Schulklassen im KZ Struthof

    In vielen badischen, Pfälzer, hessischen Schulen ist ein Besuch des ehemaligen Konzentrationslagers Natzweiler-Struthof im Elsass fester Programmpunkt für die achte, neunte oder zehnte Klasse. Die aufwändige Fahrt nach Auschwitz (Oswiecim) wird – wie in Breisach – nur für Freiwillige organisiert, doch mit dem Struthof kann den Kindern und Jugendlichen auch hier in der Nachbarschaft ein Ort deutscher Schuld präsentiert werden. Neben Schulklassen werden auch kirchliche und andere Jugendgruppen aus Südwestdeutschland und darüber hinaus ins ehemalige KZ in den Vogesen geführt, daneben kommen auch viele französische Gruppen.
    Immer wieder berichteten und berichten Artikel in der Badischen Zeitung und anderen Blättern, dass auf dem Struthof 20 bis 22 Tausend Deportierte umgekommen seien, so zuletzt die Beilage „Freiburger Stadteile“ der Badischen vom 20. 12. 2019. Stimmt das?
    Ich selbst besuchte den Gedenkort 2011. Das dort erhältliche deutschsprachige Faltblatt des „Centre européen du résistant déporté“ legte bei raschem Überschauen ebenfalls nahe, dass dort 52.000 Häftlinge gearbeitet haben und 22.000 umgekommen seien. Diese Zahlen erschienen mir unglaublich. In den auf dem Lagergelände befindlichen Baracken ist eine Ausstellung aufgebaut; Zeichnungen von Häftlingen zeigen, wie ihre Leidensgenossen von SS-Leuten bei der Arbeit furchtbar misshandelt werden.
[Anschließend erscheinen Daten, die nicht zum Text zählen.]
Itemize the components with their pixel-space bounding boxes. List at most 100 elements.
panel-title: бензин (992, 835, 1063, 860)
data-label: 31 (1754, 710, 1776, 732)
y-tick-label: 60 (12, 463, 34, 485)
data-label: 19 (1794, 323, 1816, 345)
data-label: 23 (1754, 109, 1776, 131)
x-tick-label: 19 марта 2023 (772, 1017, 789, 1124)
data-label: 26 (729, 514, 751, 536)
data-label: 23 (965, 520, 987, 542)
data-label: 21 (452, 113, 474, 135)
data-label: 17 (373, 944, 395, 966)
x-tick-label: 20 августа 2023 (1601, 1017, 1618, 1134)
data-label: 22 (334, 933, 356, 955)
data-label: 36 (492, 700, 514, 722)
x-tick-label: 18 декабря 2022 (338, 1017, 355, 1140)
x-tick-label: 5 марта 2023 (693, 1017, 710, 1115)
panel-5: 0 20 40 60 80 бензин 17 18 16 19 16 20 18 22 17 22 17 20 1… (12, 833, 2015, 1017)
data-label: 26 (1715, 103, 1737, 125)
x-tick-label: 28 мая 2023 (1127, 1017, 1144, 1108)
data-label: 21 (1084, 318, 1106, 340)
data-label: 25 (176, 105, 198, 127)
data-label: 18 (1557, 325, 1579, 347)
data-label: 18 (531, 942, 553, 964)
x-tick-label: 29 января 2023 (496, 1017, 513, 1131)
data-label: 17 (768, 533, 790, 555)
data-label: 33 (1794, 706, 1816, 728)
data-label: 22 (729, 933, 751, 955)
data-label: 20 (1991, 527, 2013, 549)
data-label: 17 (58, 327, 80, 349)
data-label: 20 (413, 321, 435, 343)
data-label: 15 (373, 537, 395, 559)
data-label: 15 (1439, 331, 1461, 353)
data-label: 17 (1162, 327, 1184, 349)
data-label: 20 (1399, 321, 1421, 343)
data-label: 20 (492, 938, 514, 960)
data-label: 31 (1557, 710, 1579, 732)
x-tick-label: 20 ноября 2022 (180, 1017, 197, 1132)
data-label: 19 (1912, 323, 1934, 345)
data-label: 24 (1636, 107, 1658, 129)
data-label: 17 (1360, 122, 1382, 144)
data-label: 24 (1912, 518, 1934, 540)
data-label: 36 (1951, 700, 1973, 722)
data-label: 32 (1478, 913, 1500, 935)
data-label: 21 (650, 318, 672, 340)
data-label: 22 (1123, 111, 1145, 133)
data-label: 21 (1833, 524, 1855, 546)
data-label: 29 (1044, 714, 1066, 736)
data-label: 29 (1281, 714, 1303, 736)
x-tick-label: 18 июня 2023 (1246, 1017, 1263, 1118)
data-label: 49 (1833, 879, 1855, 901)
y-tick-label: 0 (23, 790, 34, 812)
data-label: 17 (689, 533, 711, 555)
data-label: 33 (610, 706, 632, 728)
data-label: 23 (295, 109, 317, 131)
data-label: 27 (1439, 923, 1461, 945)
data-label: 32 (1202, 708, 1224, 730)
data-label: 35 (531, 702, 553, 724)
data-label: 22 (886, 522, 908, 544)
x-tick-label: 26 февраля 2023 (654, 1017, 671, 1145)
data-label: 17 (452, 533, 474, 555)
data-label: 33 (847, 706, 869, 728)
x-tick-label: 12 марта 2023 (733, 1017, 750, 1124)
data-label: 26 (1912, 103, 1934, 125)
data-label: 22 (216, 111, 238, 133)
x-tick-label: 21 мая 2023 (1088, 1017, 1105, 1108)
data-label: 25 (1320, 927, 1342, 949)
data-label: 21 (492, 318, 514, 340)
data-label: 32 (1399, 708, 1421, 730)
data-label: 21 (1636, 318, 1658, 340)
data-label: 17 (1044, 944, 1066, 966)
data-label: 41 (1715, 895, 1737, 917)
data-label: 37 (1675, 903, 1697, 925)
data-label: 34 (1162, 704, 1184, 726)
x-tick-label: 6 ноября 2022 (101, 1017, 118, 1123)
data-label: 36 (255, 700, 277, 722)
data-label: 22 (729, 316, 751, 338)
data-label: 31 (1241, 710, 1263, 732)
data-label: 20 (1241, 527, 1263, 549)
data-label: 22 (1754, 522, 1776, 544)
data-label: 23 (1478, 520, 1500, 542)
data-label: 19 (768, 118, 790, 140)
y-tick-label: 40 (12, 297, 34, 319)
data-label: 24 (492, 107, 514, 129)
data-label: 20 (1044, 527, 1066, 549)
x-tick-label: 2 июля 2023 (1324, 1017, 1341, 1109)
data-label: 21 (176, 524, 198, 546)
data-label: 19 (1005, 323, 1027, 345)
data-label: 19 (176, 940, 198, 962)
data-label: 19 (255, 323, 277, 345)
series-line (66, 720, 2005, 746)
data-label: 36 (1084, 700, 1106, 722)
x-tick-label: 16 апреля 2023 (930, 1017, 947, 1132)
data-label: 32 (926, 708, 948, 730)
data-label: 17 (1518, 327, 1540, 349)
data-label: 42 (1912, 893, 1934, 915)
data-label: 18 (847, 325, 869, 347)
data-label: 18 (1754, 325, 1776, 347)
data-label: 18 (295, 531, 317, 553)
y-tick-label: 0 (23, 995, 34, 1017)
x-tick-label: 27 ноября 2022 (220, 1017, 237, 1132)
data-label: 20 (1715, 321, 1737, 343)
Ich sah mir dann die französischsprachigen Texte auf den Tafeln sehr genau an. Dort fand ich im „Kleingedruckten“ die genaue Aufschlüsselung der Opferzahl: Danach starben im Lager, dessen Gelände den jungen Besuchern gezeigt wird, über 3.000 Menschen, aber keine 22.000. Dem Hauptlager Struthof bei Natzweiler waren aber 70 Außenlager administrativ angegliedert, die sich vor allem in Württemberg und Hessen befanden, einige auch in Lothringen, im Elsass und in Baden. Auf dieses gesamte Lagersystem einschließlich dem Struthof bezieht sich die in der Ausstellung und in der Literatur angegebene Zahl von 52.000 Häftlingen und die Opferzahl von 22.000.
    Die 3.000 Menschen, die nach diesen Angaben an Hunger, Kälte, Erschöpfung und Gewaltanwendung im KZ Struthof sterben mussten, sind immer noch 3.000 zuviel. Und gerade, weil das so furchtbar und niederschmetternd ist, wäre ein sensibler und wahrhaftiger Umgang mit den Zahlen und Fakten nötig. Warum geschieht das nicht? Der gewöhnliche Journalismus und viele Lehrkräfte wissen sich auf einer antideutschen Welle so sicher, dass sie meinen, gar nicht mehr genau hinschauen zu müssen. Viele passen sich einfach dem Mainstream an. Die deutsche Schuld so finster und gewaltig als möglich zu zeichnen ist politisch gewollt.
    Ich halte es für richtig, unsere älteren Schüler einmal intensiv mit den Verbrechen des Nationalsozialismus zu konfrontieren und eine Fahrt zum Struthof, im Unterricht wahrheitsgemäß vor- und nachbereitet, könnte dafür geeignet sein. Dann müsste auch die meist verschwiegene Weiterführung des Lagers 1945 bis 1949 durch die Franzosen behandelt werden. Das „Centre Pénitencier de Struthof“ war ein Straflager, in dem tausende Elsässer, Franzosen und Deutsche Zwangsarbeit leisteten – viele dieser Gefangenen waren beim Kriegsende im Elsass als Kollaborateure denunziert worden. Viele von ihnen waren aus der elsässischen autonomistischen Bewegung, die in den 20er und 30er Jahren gegen die Ausradierung der deutschen Kultur im Elsass durch die Franzosen gekämpft hatte.
    Falsch finde ich unsere jahraus jahrein stattfindende tägliche Berieselung mit der deutschen Schuld in den Medien, in den Schulen, in kulturellen, auch kirchlichen Institutionen, die umso heftiger wird, je länger das verhängnisvolle Geschehen zurückliegt. Die Vermutung, die Martin Walser in seiner Frankfurter Rede äußerte, ist mitnichten abwegig. Er sprach mit Blick auf Auschwitz von einer "Dauerpräsentation unserer Schande". Er glaubte, entdecken zu können, „daß öfter nicht mehr das Gedenken, das Nichtvergessendürfen das Motiv ist, sondern die Instrumentalisierung unserer Schande zu gegenwärtigen Zwecken“.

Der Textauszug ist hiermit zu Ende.